2. The lower Court has disallowed the application on the grounds that Section 144 does not apply. The first ground of appeal to this Court is that Section 144/47, Civil P.C., was clearly applicable. Section 144(1) begins 'where and in so far as a decree is varied or reversed.' Now, the decree for costs was granted by this Court and it has not been varied or reversed. Section 144 allows restitution in the particular case where an appellate Court varies or reverses a decree of a lower Court and in that particular case only. There has been no variation or reversal by an appellate Court of a decree of a lower Court in the present case. Accordingly Section 144, Civil P.C., has no application. There may be many cases in which a party may consider himself entitled to restitution. It does not follow that the Code has provided for all these cases. In particular Section 144 provides for only one case, that is, the variation or reversal of a decree by an appellate Court. Now, as regards Section 47, this section states:

All questions arising between the parties to the suit in which the decree was passed, or their representatives, and relating to the execution, discharge or satisfaction of the decree, shall be determined by the Court executing the decree and not by a separate suit.

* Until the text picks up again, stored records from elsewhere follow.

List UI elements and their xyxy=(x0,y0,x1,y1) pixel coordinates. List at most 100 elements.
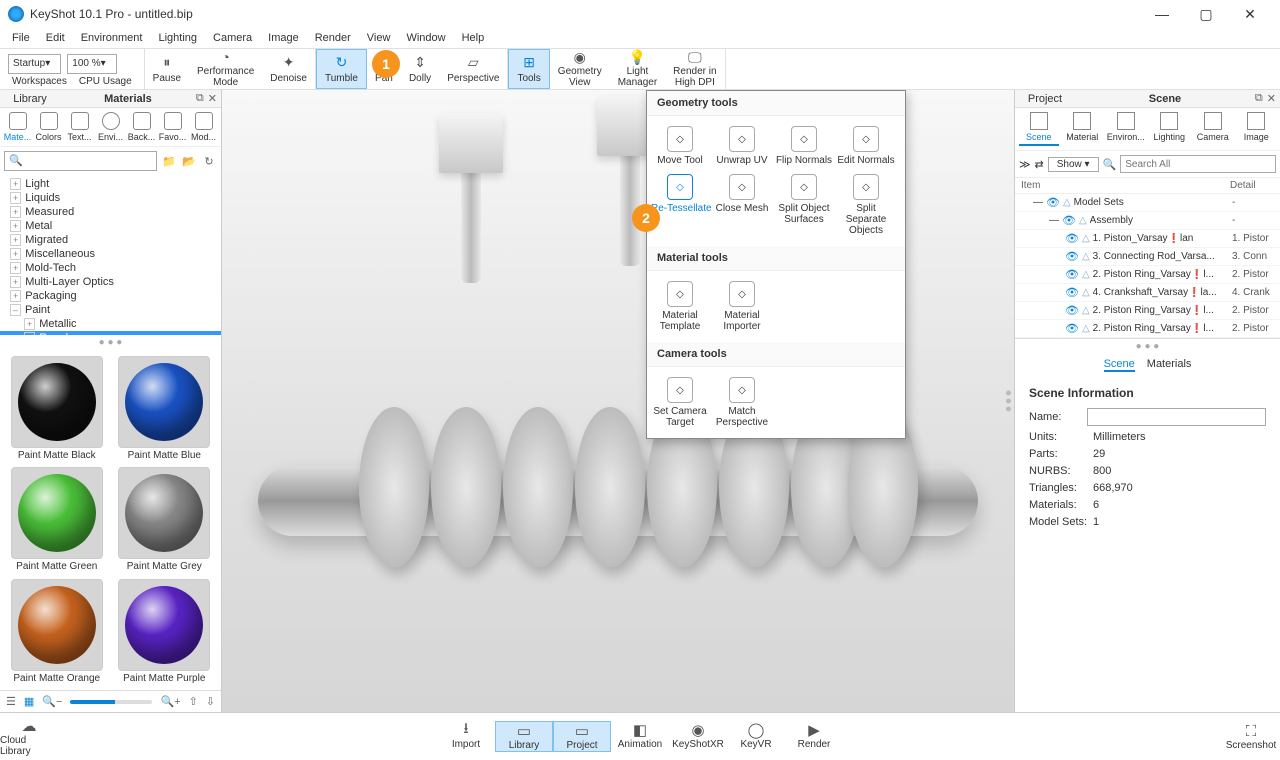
tree-node[interactable]: Multi-Layer Optics xyxy=(0,275,221,289)
zoom-in-icon[interactable]: 🔍+ xyxy=(160,695,180,708)
grid-view-icon[interactable]: ▦ xyxy=(24,695,34,708)
workspaces-button[interactable]: Workspaces xyxy=(6,76,73,87)
tool-flip-normals[interactable]: ◇Flip Normals xyxy=(773,122,835,170)
scene-tab[interactable]: Scene xyxy=(1075,93,1255,105)
tumble-button[interactable]: ↻Tumble xyxy=(316,49,367,89)
menu-edit[interactable]: Edit xyxy=(40,30,71,46)
tree-node[interactable]: Miscellaneous xyxy=(0,247,221,261)
panel-drag-handle[interactable] xyxy=(1006,391,1280,412)
folder-icon[interactable]: 📁 xyxy=(161,151,177,171)
close-button[interactable]: ✕ xyxy=(1228,0,1272,28)
libcat-3[interactable]: Envi... xyxy=(96,112,126,142)
popout-icon[interactable]: ⧉ xyxy=(1255,92,1263,105)
scenecat-3[interactable]: Lighting xyxy=(1149,112,1189,146)
tool-set-camera-target[interactable]: ◇Set Camera Target xyxy=(649,373,711,432)
thumbnail-size-slider[interactable] xyxy=(70,700,152,704)
maximize-button[interactable]: ▢ xyxy=(1184,0,1228,28)
folder-add-icon[interactable]: 📂 xyxy=(181,151,197,171)
libcat-5[interactable]: Favo... xyxy=(158,112,188,142)
materials-tab[interactable]: Materials xyxy=(60,93,196,105)
download-icon[interactable]: ⇩ xyxy=(206,695,215,708)
visibility-icon[interactable]: 👁 xyxy=(1065,322,1079,335)
scene-row[interactable]: 👁△3. Connecting Rod_Varsa...3. Conn xyxy=(1015,248,1280,266)
bottom-import[interactable]: ⭳Import xyxy=(437,721,495,750)
swatch[interactable]: Paint Matte Purple xyxy=(114,579,216,684)
libcat-2[interactable]: Text... xyxy=(65,112,95,142)
libcat-1[interactable]: Colors xyxy=(34,112,64,142)
bottom-animation[interactable]: ◧Animation xyxy=(611,721,669,750)
visibility-icon[interactable]: 👁 xyxy=(1065,268,1079,281)
scene-tree[interactable]: —👁△Model Sets-—👁△Assembly-👁△1. Piston_Va… xyxy=(1015,194,1280,339)
libcat-6[interactable]: Mod... xyxy=(189,112,219,142)
close-panel-icon[interactable]: ✕ xyxy=(208,92,217,105)
show-dropdown[interactable]: Show ▾ xyxy=(1048,157,1099,172)
perspective-button[interactable]: ▱Perspective xyxy=(439,49,507,89)
scene-row[interactable]: 👁△1. Piston_Varsay❗lan1. Pistor xyxy=(1015,230,1280,248)
scene-row[interactable]: —👁△Assembly- xyxy=(1015,212,1280,230)
dolly-button[interactable]: ⇕Dolly xyxy=(401,49,439,89)
library-search-input[interactable] xyxy=(4,151,157,171)
cpu-percent-dropdown[interactable]: 100 % ▾ xyxy=(67,54,116,74)
tool-edit-normals[interactable]: ◇Edit Normals xyxy=(835,122,897,170)
upload-icon[interactable]: ⇧ xyxy=(189,695,198,708)
geometry-view-button[interactable]: ◉Geometry View xyxy=(550,49,610,89)
tool-split-object-surfaces[interactable]: ◇Split Object Surfaces xyxy=(773,170,835,240)
materials-subtab[interactable]: Materials xyxy=(1147,358,1192,372)
scene-row[interactable]: —👁△Model Sets- xyxy=(1015,194,1280,212)
material-tree[interactable]: LightLiquidsMeasuredMetalMigratedMiscell… xyxy=(0,175,221,335)
tree-node[interactable]: Liquids xyxy=(0,191,221,205)
visibility-icon[interactable]: 👁 xyxy=(1062,214,1076,227)
hierarchy-icon[interactable]: ⇄ xyxy=(1035,158,1044,171)
swatch[interactable]: Paint Matte Green xyxy=(6,467,108,572)
tool-close-mesh[interactable]: ◇Close Mesh xyxy=(711,170,773,240)
tool-match-perspective[interactable]: ◇Match Perspective xyxy=(711,373,773,432)
tree-node[interactable]: Metal xyxy=(0,219,221,233)
zoom-out-icon[interactable]: 🔍− xyxy=(42,695,62,708)
swatch[interactable]: Paint Matte Orange xyxy=(6,579,108,684)
scene-subtab[interactable]: Scene xyxy=(1104,358,1135,372)
scenecat-5[interactable]: Image xyxy=(1236,112,1276,146)
bottom-library[interactable]: ▭Library xyxy=(495,721,553,752)
swatch[interactable]: Paint Matte Blue xyxy=(114,356,216,461)
bottom-project[interactable]: ▭Project xyxy=(553,721,611,752)
scene-row[interactable]: 👁△2. Piston Ring_Varsay❗l...2. Pistor xyxy=(1015,320,1280,338)
tree-node[interactable]: Measured xyxy=(0,205,221,219)
tree-node[interactable]: Light xyxy=(0,177,221,191)
menu-environment[interactable]: Environment xyxy=(75,30,149,46)
tool-move-tool[interactable]: ◇Move Tool xyxy=(649,122,711,170)
library-tab[interactable]: Library xyxy=(0,93,60,105)
scenecat-4[interactable]: Camera xyxy=(1193,112,1233,146)
tool-unwrap-uv[interactable]: ◇Unwrap UV xyxy=(711,122,773,170)
project-tab[interactable]: Project xyxy=(1015,93,1075,105)
menu-image[interactable]: Image xyxy=(262,30,305,46)
scene-row[interactable]: 👁△2. Piston Ring_Varsay❗l...2. Pistor xyxy=(1015,266,1280,284)
tool-split-separate-objects[interactable]: ◇Split Separate Objects xyxy=(835,170,897,240)
bottom-keyvr[interactable]: ◯KeyVR xyxy=(727,721,785,750)
libcat-4[interactable]: Back... xyxy=(127,112,157,142)
visibility-icon[interactable]: 👁 xyxy=(1065,286,1079,299)
light-manager-button[interactable]: 💡Light Manager xyxy=(610,49,665,89)
tree-node[interactable]: Migrated xyxy=(0,233,221,247)
list-view-icon[interactable]: ☰ xyxy=(6,695,16,708)
visibility-icon[interactable]: 👁 xyxy=(1065,232,1079,245)
menu-file[interactable]: File xyxy=(6,30,36,46)
libcat-0[interactable]: Mate... xyxy=(3,112,33,142)
visibility-icon[interactable]: 👁 xyxy=(1065,304,1079,317)
tool-re-tessellate[interactable]: ◇Re-Tessellate xyxy=(649,170,711,240)
cloud-library-button[interactable]: ☁Cloud Library xyxy=(0,713,58,760)
minimize-button[interactable]: — xyxy=(1140,0,1184,28)
tree-node[interactable]: Mold-Tech xyxy=(0,261,221,275)
tree-node[interactable]: Packaging xyxy=(0,289,221,303)
menu-view[interactable]: View xyxy=(361,30,397,46)
menu-render[interactable]: Render xyxy=(309,30,357,46)
render-viewport[interactable]: Geometry tools ◇Move Tool◇Unwrap UV◇Flip… xyxy=(222,90,1014,712)
pause-button[interactable]: ⏸Pause xyxy=(145,49,189,89)
visibility-icon[interactable]: 👁 xyxy=(1065,250,1079,263)
tree-node[interactable]: Metallic xyxy=(0,317,221,331)
menu-window[interactable]: Window xyxy=(400,30,451,46)
cpu-usage-button[interactable]: CPU Usage xyxy=(73,76,138,87)
scenecat-2[interactable]: Environ... xyxy=(1106,112,1146,146)
bottom-keyshotxr[interactable]: ◉KeyShotXR xyxy=(669,721,727,750)
tool-material-importer[interactable]: ◇Material Importer xyxy=(711,277,773,336)
collapse-icon[interactable]: ≫ xyxy=(1019,158,1031,171)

3. This sub-section refers to three matters the execution, discharge or satisfaction of the decree. The execution of a decree is the carrying out of a decree; the discharge or satisfaction of the decree also involves the idea of carrying out the decree. None of these three words imply restitution which is a different idea and implies the restoring of something which has been taken in execution, and to that extent the rectification or alteration of some proceeding in execution discharge or satisfaction. Restitution is in fact the converse of the ideas embodied in Section 47. For authority for the proposition that restitution can be made in the present case learned Counsel for appellant has referred to Lakshminarayan Hiralal v. Laduram Onkar Agarwala 1932 Bom. 96, a ruling of a learned Single Judge. In that ruling it was held that restitution could be granted by 'liberally' applying Section 144 and Section 47. The particular facts of that case were different. In that case the lower Court had valued certain bales at Rs. 143-2-6, for which plaintiff had given credit to defendant. That finding was reversed by the appellate Court which valued the bales at over Rs. 5,500. As a result of the appellate Court's order the judgment-debtor was held to have paid more in execution than was under the decree. Under those circumstances it was held that restitution could be granted. The circumstances are different from the present case.

4. In the present case I consider that the remedy of the appellant was to appeal against the order of 11th July 1930 by which the Court directed the whole amount in deposit to be paid to defendant 1. No appeal was taken against that order and by neglecting to take an appeal the appellant has lost any right to have that order varied I which he might have had. Learned, counsel argues that because this Court dismissed the application for execution and held that defendant 1 alone should not apply for execution therefore ipso facto all orders passed in execution fell to the ground. Even if that argument were correct it does not follow that the remedy of restitution which is I confined by Section 144, Civil P.C., to the particular case of the variation or reversal of a decree can be applied to the present case. For these reasons I consider that the order of the lower Court is correct and I dismiss the first appeal in execution with costs. As questions of law have arisen I grant permission for a Letters Patent appeal.